After a few more minutes we came into a vast room that must have had a million books in it. Books flew past our heads, maps floated around the space, and globes spun around.

“Damn.” I sighed as I took in the overwhelming space filled with mahogany shelving and ladders.

“It is incredible,” Avesh said, like this was his first time seeing it too. “What kinds of curses did your king wish to learn about?”

I hesitated for a moment unsure of how to get him to bring up my parents' curse.

“He said he wanted to learn about the oldest curses to exist.” I shrugged.

Avesh nodded. “Then we should discuss Malamay and Diath.”

Thank fucking gods, that was simpler than I thought. I nodded, nonchalantly, like I wasn’t dying of excitement inside.

Avesh held his hand out and muttered something I could not hear before a loud whooshing noise started in one of the lower levels of the library. It only took a few moments before the book landed in his hand. He led me to a cozy sitting area, and I took the chair opposite of him.

He flipped open the book and I stared at the picture of my parents. Disgust filled me about what the heavens and their gods made my father do.

“This curse is the longest-lasting curse in history,” he stated.

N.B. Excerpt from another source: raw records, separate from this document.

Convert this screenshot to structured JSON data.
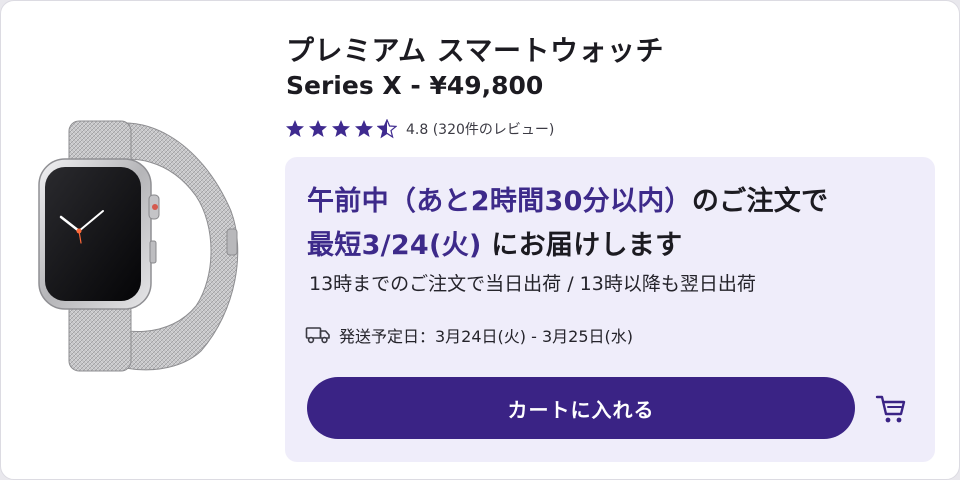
{
  "product": {
    "title": "プレミアム スマートウォッチ",
    "subtitle": "Series X - ¥49,800",
    "rating": {
      "value": 4.5,
      "max": 5,
      "label": "4.8 (320件のレビュー)"
    },
    "image_icon": "smartwatch-image"
  },
  "delivery": {
    "line1_accent": "午前中（あと2時間30分以内）",
    "line1_rest": "のご注文で",
    "line2_accent": "最短3/24(火)",
    "line2_rest": " にお届けします",
    "note": "13時までのご注文で当日出荷 / 13時以降も翌日出荷",
    "ship_icon": "truck-icon",
    "ship_label": "発送予定日：3月24日(火) - 3月25日(水)"
  },
  "actions": {
    "add_to_cart_label": "カートに入れる",
    "cart_icon": "cart-icon"
  },
  "colors": {
    "accent": "#3d2a8a",
    "button": "#3a2385",
    "panel": "#efedfa",
    "star": "#3f2a8f"
  }
}
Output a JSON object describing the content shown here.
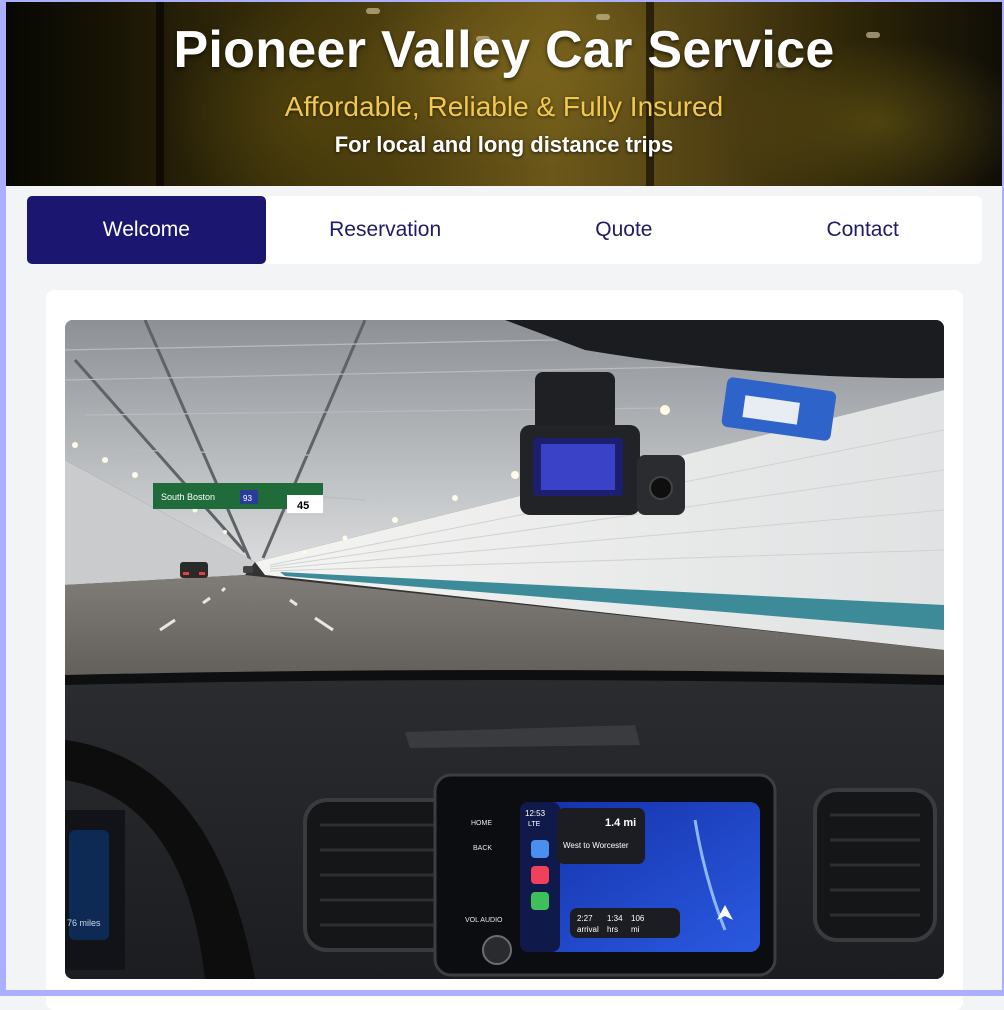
{
  "header": {
    "title": "Pioneer Valley Car Service",
    "tagline": "Affordable, Reliable & Fully Insured",
    "subtitle": "For local and long distance trips"
  },
  "nav": {
    "tabs": [
      {
        "label": "Welcome",
        "active": true
      },
      {
        "label": "Reservation",
        "active": false
      },
      {
        "label": "Quote",
        "active": false
      },
      {
        "label": "Contact",
        "active": false
      }
    ]
  },
  "photo": {
    "sign_text": "South Boston",
    "sign_route": "93",
    "sign_miles": "45",
    "screen": {
      "time": "12:53",
      "signal": "LTE",
      "distance": "1.4 mi",
      "direction": "West to Worcester",
      "arrival": "2:27",
      "arrival_label": "arrival",
      "hrs": "1:34",
      "hrs_label": "hrs",
      "mi": "106",
      "mi_label": "mi"
    },
    "odometer": "76 miles",
    "buttons": {
      "home": "HOME",
      "back": "BACK",
      "vol": "VOL AUDIO"
    }
  },
  "colors": {
    "nav_active_bg": "#1b1670",
    "nav_text": "#1f1c66",
    "tagline": "#f2c94c"
  }
}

I sat forward. It was about damn time. I wanted to ask him where he got this book, but I couldn’t ask too many questions without being suspicious.

“I heard about this, but I thought it was a rumor,” I lied. “Didn’t they have a bunch of children that were sent to Hell?”

Avesh smiled like he did every time I asked a question.

He was too fucking eager to talk about this, so I knew he would spill something about the curse with hardly any input from me.

I wasn’t sure how much he was allowed to share about it, but if he knew the answer for how it could be broken, then I would get it.

He had to know something, otherwise I was fucked.

“Seven. The seven cardinal sins, which are now the Gods of Hell.”

“So, they are real.”

“Of course.” He nodded as he looked at the picture of my parents. “Most stories are rooted in truth.”

“Why don’t they just leave Hell?” Playing dumb was the best way to get him to overshare.

“They can’t,” he sighed. “When the old gods sent them there, they made sure their souls were tied to it, so they cannot leave for long periods of time or sometimes at all. The old gods worried that they would cause havoc after what their mother did—they felt that they couldn’t be trusted.

But sometimes, I wonder why they are not trying to break their curse. ”

Praise this little naive heavenly god in front of me.

“Break the curse?” I watched Avesh closely as I asked him about it.

He nodded with a dramatic sigh. “Every curse has a key—a way to break it. Curses are not permanent, and there must always be a solution to end them. Even if the stars, heavens, or gods are the ones to cast it.”